Gradient#
This section shows how to compute the gradient of a scalar-valued function using DerivKit.
The gradient describes how a scalar output changes with respect to each model parameter.
For a set of parameters \(\theta\) and a scalar-valued function \(f(\theta)\), the gradient is the vector of first derivatives of \(f\) with respect \(\theta\).
Notation
pdenotes the number of model parameters (thetahas shape(p,)).
If f(theta) returns a scalar and theta has shape (p,), the gradient
has shape (p,), with one component per parameter.
See also Jacobian for vector-valued outputs and Hessian for second derivatives. For more information on gradient, see CalculusKit.
The primary interface for computing the gradient is
derivkit.calculus_kit.CalculusKit.gradient().
For advanced usage and backend-specific keyword arguments, see
derivkit.calculus.gradient.build_gradient().
You can choose the derivative backend via method and pass backend-specific
options via **dk_kwargs (forwarded to
derivkit.derivative_kit.DerivativeKit.differentiate()).
Basic usage#
>>> import numpy as np
>>> from derivkit.calculus_kit import CalculusKit
>>> # Define a scalar-valued function
>>> def func(theta):
... return np.sin(theta[0]) + theta[1] ** 2
>>> # Point at which to compute the gradient
>>> x0 = np.array([0.5, 2.0])
>>> # Create CalculusKit instance and compute gradient
>>> calc = CalculusKit(func, x0=x0)
>>> grad = calc.gradient()
>>> print(np.round(np.asarray(grad).reshape(-1), 6)) # shape (p,)
[0.877583 4. ]
>>> ref = np.array([np.cos(0.5), 4.0])
>>> print(np.round(ref, 6))
[0.877583 4. ]
Finite differences (Ridders) via dk_kwargs#
>>> import numpy as np
>>> from derivkit.calculus_kit import CalculusKit
>>> # Define a scalar-valued function
>>> def func(theta):
... return np.sin(theta[0]) + theta[1] ** 2
>>> # Create CalculusKit instance and compute gradient
>>> calc = CalculusKit(func, x0=np.array([0.5, 2.0]))
>>> grad = calc.gradient(
... method="finite",
... stepsize=1e-2,
... num_points=5,
... extrapolation="ridders",
... levels=4,
... )
>>> print(np.round(np.asarray(grad).reshape(-1), 6))
[0.877583 4. ]
Adaptive backend via dk_kwargs#
>>> import numpy as np
>>> from derivkit.calculus_kit import CalculusKit
>>> # Define a scalar-valued function
>>> def func(theta):
... return np.sin(theta[0]) + theta[1] ** 2
>>> # Create CalculusKit instance and compute gradient
>>> calc = CalculusKit(func, x0=np.array([0.5, 2.0]))
>>> grad = calc.gradient(
... method="adaptive",
... n_points=12,
... spacing="auto",
... ridge=1e-10,
... )
>>> print(np.round(np.asarray(grad).reshape(-1), 6))
[0.877583 4. ]
Parallelism across parameters#
Different gradient components can be computed in parallel.

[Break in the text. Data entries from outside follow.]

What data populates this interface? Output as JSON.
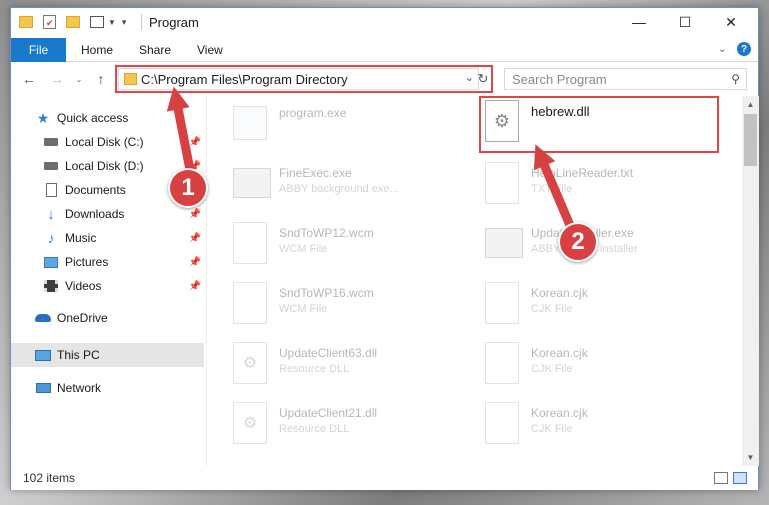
{
  "window": {
    "title": "Program"
  },
  "titlebar": {
    "minimize": "—",
    "maximize": "☐",
    "close": "✕"
  },
  "ribbon": {
    "tabs": [
      "File",
      "Home",
      "Share",
      "View"
    ]
  },
  "navbar": {
    "address": "C:\\Program Files\\Program Directory",
    "search_placeholder": "Search Program"
  },
  "sidebar": {
    "items": [
      {
        "label": "Quick access",
        "icon": "star-icon"
      },
      {
        "label": "Local Disk (C:)",
        "icon": "drive-icon",
        "pinned": true
      },
      {
        "label": "Local Disk (D:)",
        "icon": "drive-icon",
        "pinned": true
      },
      {
        "label": "Documents",
        "icon": "documents-icon",
        "pinned": true
      },
      {
        "label": "Downloads",
        "icon": "download-icon",
        "pinned": true
      },
      {
        "label": "Music",
        "icon": "music-icon",
        "pinned": true
      },
      {
        "label": "Pictures",
        "icon": "pictures-icon",
        "pinned": true
      },
      {
        "label": "Videos",
        "icon": "videos-icon",
        "pinned": true
      },
      {
        "label": "OneDrive",
        "icon": "cloud-icon"
      },
      {
        "label": "This PC",
        "icon": "computer-icon",
        "selected": true
      },
      {
        "label": "Network",
        "icon": "network-icon"
      }
    ]
  },
  "files": [
    {
      "name": "program.exe",
      "type": "",
      "icon": "exe-icon"
    },
    {
      "name": "hebrew.dll",
      "type": "",
      "icon": "dll-icon",
      "highlighted": true
    },
    {
      "name": "FineExec.exe",
      "type": "ABBY background exe...",
      "icon": "exe-icon"
    },
    {
      "name": "HelpLineReader.txt",
      "type": "TXT File",
      "icon": "txt-icon"
    },
    {
      "name": "SndToWP12.wcm",
      "type": "WCM File",
      "icon": "file-icon"
    },
    {
      "name": "UpdateInstaller.exe",
      "type": "ABBY update installer",
      "icon": "exe-icon"
    },
    {
      "name": "SndToWP16.wcm",
      "type": "WCM File",
      "icon": "file-icon"
    },
    {
      "name": "Korean.cjk",
      "type": "CJK File",
      "icon": "file-icon"
    },
    {
      "name": "UpdateClient63.dll",
      "type": "Resource DLL",
      "icon": "dll-icon"
    },
    {
      "name": "Korean.cjk",
      "type": "CJK File",
      "icon": "file-icon"
    },
    {
      "name": "UpdateClient21.dll",
      "type": "Resource DLL",
      "icon": "dll-icon"
    },
    {
      "name": "Korean.cjk",
      "type": "CJK File",
      "icon": "file-icon"
    }
  ],
  "status": {
    "item_count": "102 items"
  },
  "annotations": {
    "marker1": "1",
    "marker2": "2"
  },
  "colors": {
    "accent": "#1979ca",
    "highlight": "#e04646"
  }
}
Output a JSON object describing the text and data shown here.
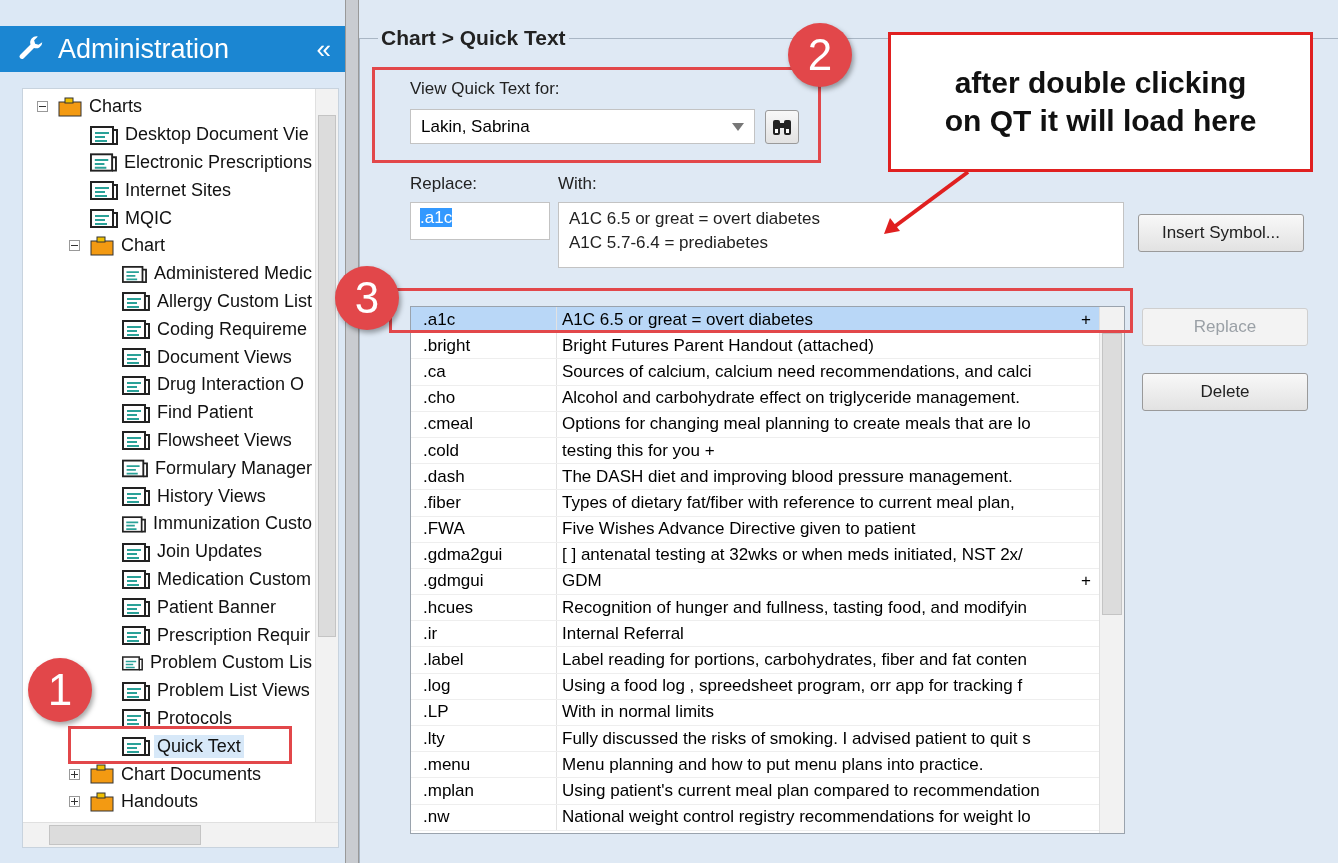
{
  "sidebar": {
    "title": "Administration",
    "collapse": "«",
    "tree": [
      {
        "kind": "folder",
        "label": "Charts",
        "expanded": true,
        "selected": false,
        "children": [
          {
            "kind": "document",
            "label": "Desktop Document Vie",
            "selected": false
          },
          {
            "kind": "document",
            "label": "Electronic Prescriptions",
            "selected": false
          },
          {
            "kind": "document",
            "label": "Internet Sites",
            "selected": false
          },
          {
            "kind": "document",
            "label": "MQIC",
            "selected": false
          },
          {
            "kind": "folder",
            "label": "Chart",
            "expanded": true,
            "selected": false,
            "children": [
              {
                "kind": "document",
                "label": "Administered Medic",
                "selected": false
              },
              {
                "kind": "document",
                "label": "Allergy Custom List",
                "selected": false
              },
              {
                "kind": "document",
                "label": "Coding Requireme",
                "selected": false
              },
              {
                "kind": "document",
                "label": "Document Views",
                "selected": false
              },
              {
                "kind": "document",
                "label": "Drug Interaction O",
                "selected": false
              },
              {
                "kind": "document",
                "label": "Find Patient",
                "selected": false
              },
              {
                "kind": "document",
                "label": "Flowsheet Views",
                "selected": false
              },
              {
                "kind": "document",
                "label": "Formulary Manager",
                "selected": false
              },
              {
                "kind": "document",
                "label": "History Views",
                "selected": false
              },
              {
                "kind": "document",
                "label": "Immunization Custo",
                "selected": false
              },
              {
                "kind": "document",
                "label": "Join Updates",
                "selected": false
              },
              {
                "kind": "document",
                "label": "Medication Custom",
                "selected": false
              },
              {
                "kind": "document",
                "label": "Patient Banner",
                "selected": false
              },
              {
                "kind": "document",
                "label": "Prescription Requir",
                "selected": false
              },
              {
                "kind": "document",
                "label": "Problem Custom Lis",
                "selected": false
              },
              {
                "kind": "document",
                "label": "Problem List Views",
                "selected": false
              },
              {
                "kind": "document",
                "label": "Protocols",
                "selected": false
              },
              {
                "kind": "document",
                "label": "Quick Text",
                "selected": true
              }
            ]
          },
          {
            "kind": "folder",
            "label": "Chart Documents",
            "expanded": false,
            "selected": false
          },
          {
            "kind": "folder",
            "label": "Handouts",
            "expanded": false,
            "selected": false
          }
        ]
      }
    ]
  },
  "panel": {
    "title": "Chart > Quick Text",
    "view_for": {
      "label": "View Quick Text for:",
      "value": "Lakin, Sabrina"
    },
    "replace": {
      "label": "Replace:",
      "value": ".a1c"
    },
    "with": {
      "label": "With:",
      "lines": [
        "A1C 6.5 or great = overt diabetes",
        "A1C 5.7-6.4 = prediabetes"
      ]
    },
    "buttons": [
      {
        "label": "Insert Symbol...",
        "disabled": false
      },
      {
        "label": "Replace",
        "disabled": true
      },
      {
        "label": "Delete",
        "disabled": false
      }
    ],
    "table": {
      "rows": [
        {
          "key": ".a1c",
          "text": "A1C 6.5 or great = overt diabetes",
          "mark": "+",
          "selected": true
        },
        {
          "key": ".bright",
          "text": "Bright Futures Parent Handout (attached)",
          "selected": false
        },
        {
          "key": ".ca",
          "text": "Sources of calcium, calcium need recommendations, and calci",
          "selected": false
        },
        {
          "key": ".cho",
          "text": "Alcohol and carbohydrate effect on triglyceride management.",
          "selected": false
        },
        {
          "key": ".cmeal",
          "text": "Options for changing meal planning to create meals that are lo",
          "selected": false
        },
        {
          "key": ".cold",
          "text": "testing this for you +",
          "selected": false
        },
        {
          "key": ".dash",
          "text": "The DASH diet and improving blood pressure management.",
          "selected": false
        },
        {
          "key": ".fiber",
          "text": "Types of dietary fat/fiber with reference to current meal plan,",
          "selected": false
        },
        {
          "key": ".FWA",
          "text": "Five Wishes Advance Directive given to patient",
          "selected": false
        },
        {
          "key": ".gdma2gui",
          "text": "[ ] antenatal testing at 32wks or when meds initiated, NST 2x/",
          "selected": false
        },
        {
          "key": ".gdmgui",
          "text": "GDM",
          "mark": "+",
          "selected": false
        },
        {
          "key": ".hcues",
          "text": "Recognition of hunger and fullness, tasting food, and modifyin",
          "selected": false
        },
        {
          "key": ".ir",
          "text": "Internal Referral",
          "selected": false
        },
        {
          "key": ".label",
          "text": "Label reading for portions, carbohydrates, fiber and fat conten",
          "selected": false
        },
        {
          "key": ".log",
          "text": "Using a food log , spreedsheet program, orr app for tracking f",
          "selected": false
        },
        {
          "key": ".LP",
          "text": "With in normal limits",
          "selected": false
        },
        {
          "key": ".lty",
          "text": "Fully discussed the risks of smoking. I advised patient to quit s",
          "selected": false
        },
        {
          "key": ".menu",
          "text": "Menu planning and how to put menu plans into practice.",
          "selected": false
        },
        {
          "key": ".mplan",
          "text": "Using patient's current meal plan compared to recommendation",
          "selected": false
        },
        {
          "key": ".nw",
          "text": "National weight control registry recommendations for weight lo",
          "selected": false
        }
      ]
    }
  },
  "annotations": {
    "markers": [
      "1",
      "2",
      "3"
    ],
    "callout": {
      "lines": [
        "after double clicking",
        "on QT it will load here"
      ]
    }
  }
}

The number of parallel processes can be tuned with the n_workers parameter.
>>> import numpy as np
>>> from derivkit.calculus_kit import CalculusKit
>>> # Define a scalar-valued function
>>> def f(theta):
... return np.sin(theta[0]) + theta[1] ** 2 + np.cos(theta[2])
>>> # Create CalculusKit instance and compute gradient
>>> calc = CalculusKit(f, x0=np.array([0.5, 2.0, 0.1]))
>>> grad = calc.gradient(
... method="finite",
... n_workers=3,
... stepsize=1e-2,
... num_points=5,
... )
>>> print(np.round(np.asarray(grad).reshape(-1), 6))
[ 0.877583 4. -0.099833]
Notes#
n_workerscan speed up expensive functions by parallelizing gradient components. For cheap functions, overhead may dominate.The function must return a scalar. If it returns a vector or higher-rank tensor,
derivkit.CalculusKit.gradient()raisesTypeError.